Divorce and Pension Fund Benefit.

 

You are entitled to your share of the value of your spouse's Pension / Provident Funds, Retirement Annuity and or Preservation Funds if you are married Ante Nuptial Contract (ANC ) with accrual. Once you have done your accrual calculation and have agreed to a percentage you will be able to claim your share. You will have to submit your court order with the settlement agreement to the administrators of the above funds. They will then have 60 days to either pay you  your share in cash or transfer to your own fund.

 

Ensure that your settlement agreement states that you receive the percentage that you have settle on for example 50%  or 60% of the fund value or pension interest.
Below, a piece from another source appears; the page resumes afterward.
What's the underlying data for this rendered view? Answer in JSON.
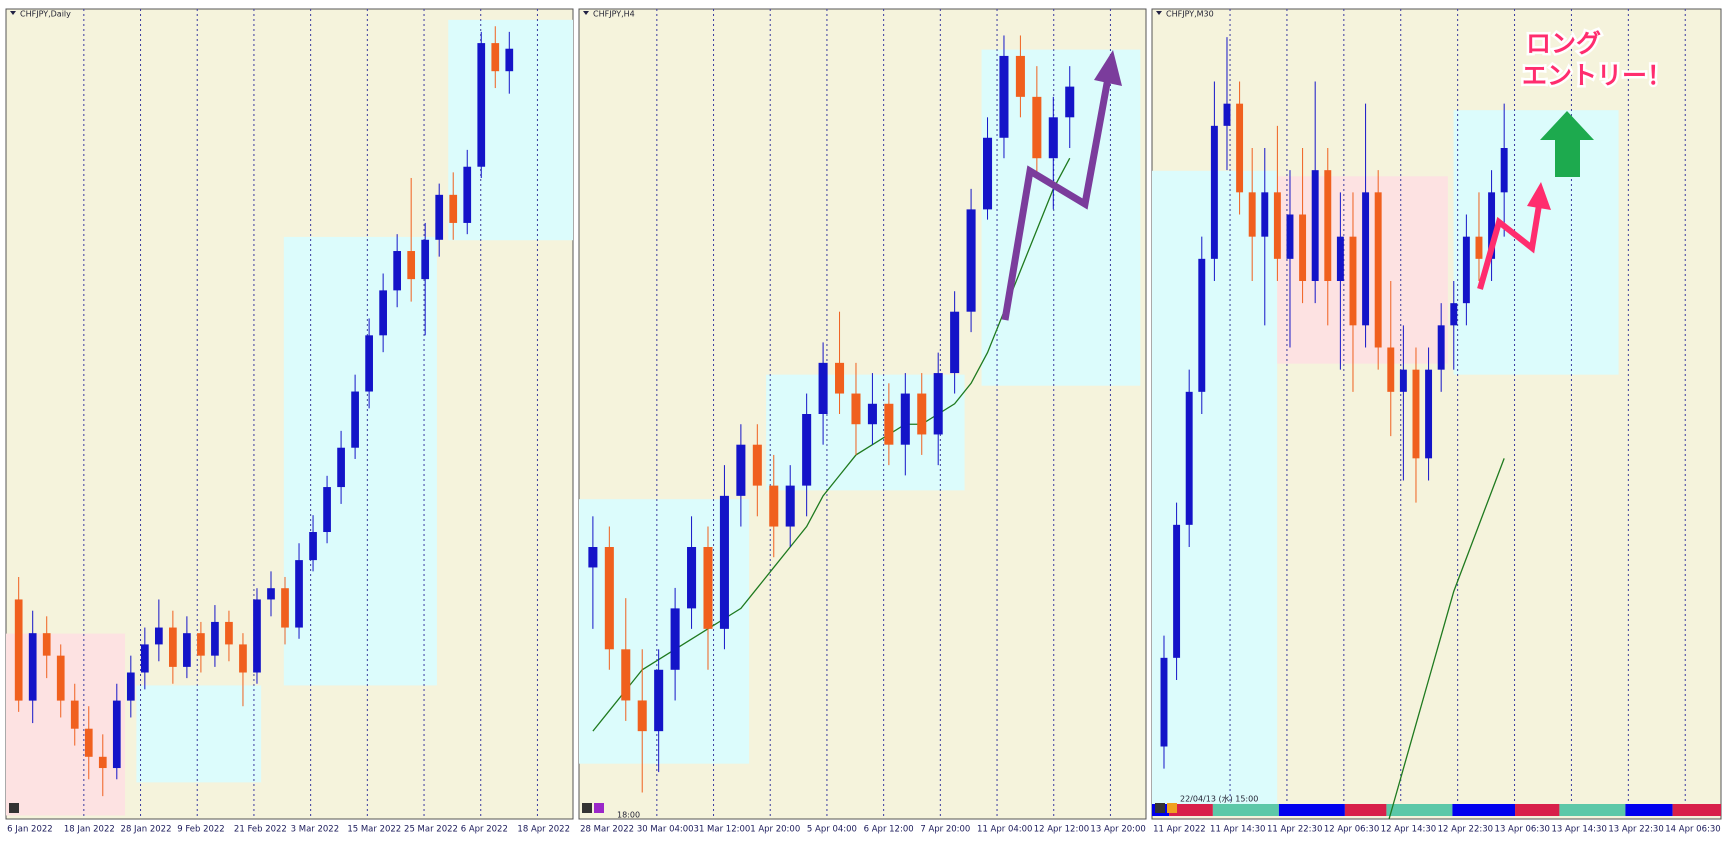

Be aware that as you are liable for the tax when you divorce is dated after October 2007.

 

The name of the Fund and the Policy Number or Member Number must be stipulated in your settlement agreement.

 

Make sure that your calculation of your share is based on  the full value of your spouse's contribution, as well as the employer’s contribution.  It is transferable/accessible on the date of the divorce order.

 

Your spouse’s employer may have a Provident Fund AND a Pension Fund or both. If so, claim your share from both funds.  .

 

Does this apply to life partners or universal partnerships?

 

 Deborah Escott-Watson points  out that a universal partnership is not a marriage and accordingly cannot be dissolved by divorce. Therefore the Divorce Act does not apply to its dissolution.

 

A cohabitation agreement that deals with a division of pension interests would be of no force and effect as it would not be enforceable against the pension fund. Regardless, it is a good idea to provide for this in an agreement. It is inherently unfair that the pension fund can’t recognise this provision, and a court may come to your assistance.

 

Deborah concludes that cohabitees, even those who are able to prove the existence of a universal partnership and a joint estate between them, cannot share in the pension assets of their partners on termination of the relationship as is the case with people who have registered their unions in terms of the Marriage Act or the Civil Union Act. It will have to be decided by the courts whether or not this amounts to discrimination on the basis of marital status, but she submits that it does, especially as cohabitees are able to be awarded these assets on the death of their partners. 

 

How do you ensure you can claim this benefit?  Make sure you do pre-divorce financial planning. Sometime it might me financially smart to claim other assets like properties or discretionary investments.